Gender equality is more than a goal in itself. It is a precondition for meeting the challenge of reducing poverty, promoting sustainable development and building good governance.
Kofi Annan, UN General-Secretary 1997-2006
Gender equality isn’t a women’s issue. It is a social and economic problem affecting all of us, right across the globe. It is the root cause of violence against women; it directly contributes to women’s financial insecurity and poverty; and it is behind older women’s homelessness. The problem is big, but it is within our reach to fix it, if we work together. This is what NCOSS is seeking in our A New Year for Women campaign. We want to shape an Action for Women Plan that will improve opportunities and outcomes for women, focussing first on NSW – the region we know deeply – but a plan that has the potential for broader application. And we need your help.
We are focused on the economic inequality that women and girls experience across their life cycle. This inequality accumulates and compounds to further disadvantage women as they move through life and impacts on their health and wellbeing across their life course. And we know that particular groups of women are more financially vulnerable and need targeted solutions to ensure their economic empowerment, including Aboriginal and Torres Strait Islander women, culturally and linguistically diverse women, women with disability and women living in regional and remote areas.
Although we aren’t directly addressing violence against women in this instance, economic inequality is a contributing factor in domestic and family violence and a significant barrier preventing women from leaving violent relationships.
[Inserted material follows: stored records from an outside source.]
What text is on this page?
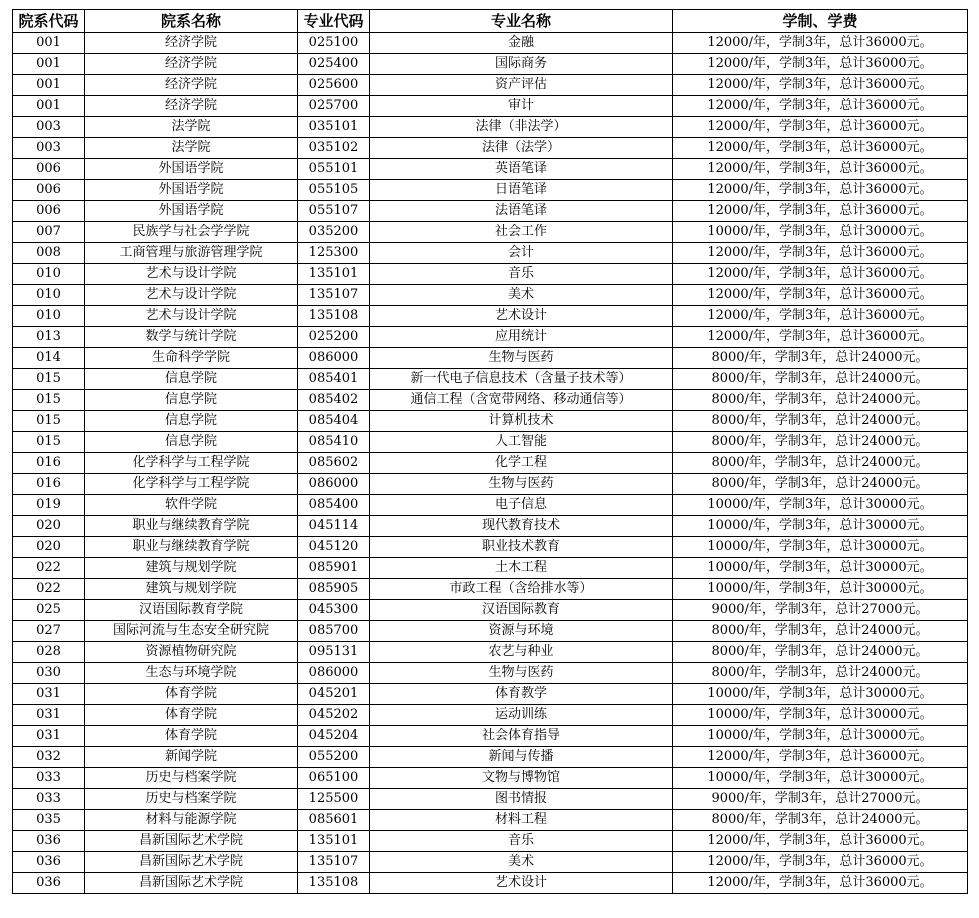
院系代码	院系名称	专业代码	专业名称	学制、学费
001	经济学院	025100	金融	12000/年，学制3年，总计36000元。
001	经济学院	025400	国际商务	12000/年，学制3年，总计36000元。
001	经济学院	025600	资产评估	12000/年，学制3年，总计36000元。
001	经济学院	025700	审计	12000/年，学制3年，总计36000元。
003	法学院	035101	法律（非法学）	12000/年，学制3年，总计36000元。
003	法学院	035102	法律（法学）	12000/年，学制3年，总计36000元。
006	外国语学院	055101	英语笔译	12000/年，学制3年，总计36000元。
006	外国语学院	055105	日语笔译	12000/年，学制3年，总计36000元。
006	外国语学院	055107	法语笔译	12000/年，学制3年，总计36000元。
007	民族学与社会学学院	035200	社会工作	10000/年，学制3年，总计30000元。
008	工商管理与旅游管理学院	125300	会计	12000/年，学制3年，总计36000元。
010	艺术与设计学院	135101	音乐	12000/年，学制3年，总计36000元。
010	艺术与设计学院	135107	美术	12000/年，学制3年，总计36000元。
010	艺术与设计学院	135108	艺术设计	12000/年，学制3年，总计36000元。
013	数学与统计学院	025200	应用统计	12000/年，学制3年，总计36000元。
014	生命科学学院	086000	生物与医药	8000/年，学制3年，总计24000元。
015	信息学院	085401	新一代电子信息技术（含量子技术等）	8000/年，学制3年，总计24000元。
015	信息学院	085402	通信工程（含宽带网络、移动通信等）	8000/年，学制3年，总计24000元。
015	信息学院	085404	计算机技术	8000/年，学制3年，总计24000元。
015	信息学院	085410	人工智能	8000/年，学制3年，总计24000元。
016	化学科学与工程学院	085602	化学工程	8000/年，学制3年，总计24000元。
016	化学科学与工程学院	086000	生物与医药	8000/年，学制3年，总计24000元。
019	软件学院	085400	电子信息	10000/年，学制3年，总计30000元。
020	职业与继续教育学院	045114	现代教育技术	10000/年，学制3年，总计30000元。
020	职业与继续教育学院	045120	职业技术教育	10000/年，学制3年，总计30000元。
022	建筑与规划学院	085901	土木工程	10000/年，学制3年，总计30000元。
022	建筑与规划学院	085905	市政工程（含给排水等）	10000/年，学制3年，总计30000元。
025	汉语国际教育学院	045300	汉语国际教育	9000/年，学制3年，总计27000元。
027	国际河流与生态安全研究院	085700	资源与环境	8000/年，学制3年，总计24000元。
028	资源植物研究院	095131	农艺与种业	8000/年，学制3年，总计24000元。
030	生态与环境学院	086000	生物与医药	8000/年，学制3年，总计24000元。
031	体育学院	045201	体育教学	10000/年，学制3年，总计30000元。
031	体育学院	045202	运动训练	10000/年，学制3年，总计30000元。
031	体育学院	045204	社会体育指导	10000/年，学制3年，总计30000元。
032	新闻学院	055200	新闻与传播	12000/年，学制3年，总计36000元。
033	历史与档案学院	065100	文物与博物馆	10000/年，学制3年，总计30000元。
033	历史与档案学院	125500	图书情报	9000/年，学制3年，总计27000元。
035	材料与能源学院	085601	材料工程	8000/年，学制3年，总计24000元。
036	昌新国际艺术学院	135101	音乐	12000/年，学制3年，总计36000元。
036	昌新国际艺术学院	135107	美术	12000/年，学制3年，总计36000元。
036	昌新国际艺术学院	135108	艺术设计	12000/年，学制3年，总计36000元。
Economic empowerment is a key weapon in the fight to keep women and their children physically, emotionally, and psychologically safe.
A New Year for Women concentrates on four strategic areas that impact the economic wellbeing of women and girls across their lifetimes:
- Financial literacy
- Representation of women in work
Women and girls need to be financially literate so they can make good financial decisions throughout their lives. They need to know how to navigate their finances and how to protect themselves from homelessness should things go awry. A fundamental part of economic empowerment is workplace gender equality, which is crucial for achieving pay equity and ending gender stereotypes. But women also need to understand what a sound financial plan for their retirement looks like, as well as how to work towards that in light of the career breaks they are likely to encounter. These are the areas that we need to be actively working in to economically empower women. It’s a two-part process: we need to arm women with the tools they need to succeed, but we also need systemic change to create real gender equality in the workplace and in society as a whole.
Gender inequality isn’t a state-based issue or an Australian problem. It transcends state and national boundaries. And while it may manifest differently in diverse cultures and communities, gender inequity derives from the same root cause: valuing women and girls less than boys and men. We can end this. We must end this. Because we all lose – economically, politically, socially – when we denigrate half the world’s population. Instead let’s create an Action for Women Plan taking NSW – our home state – as our starting point, but keeping the world beyond our borders in mind. We need a plan that clearly identifies the steps that each level of government – along with business, civil society, and the international community – must take to economically empower women and end gender inequality. Together let’s fix this.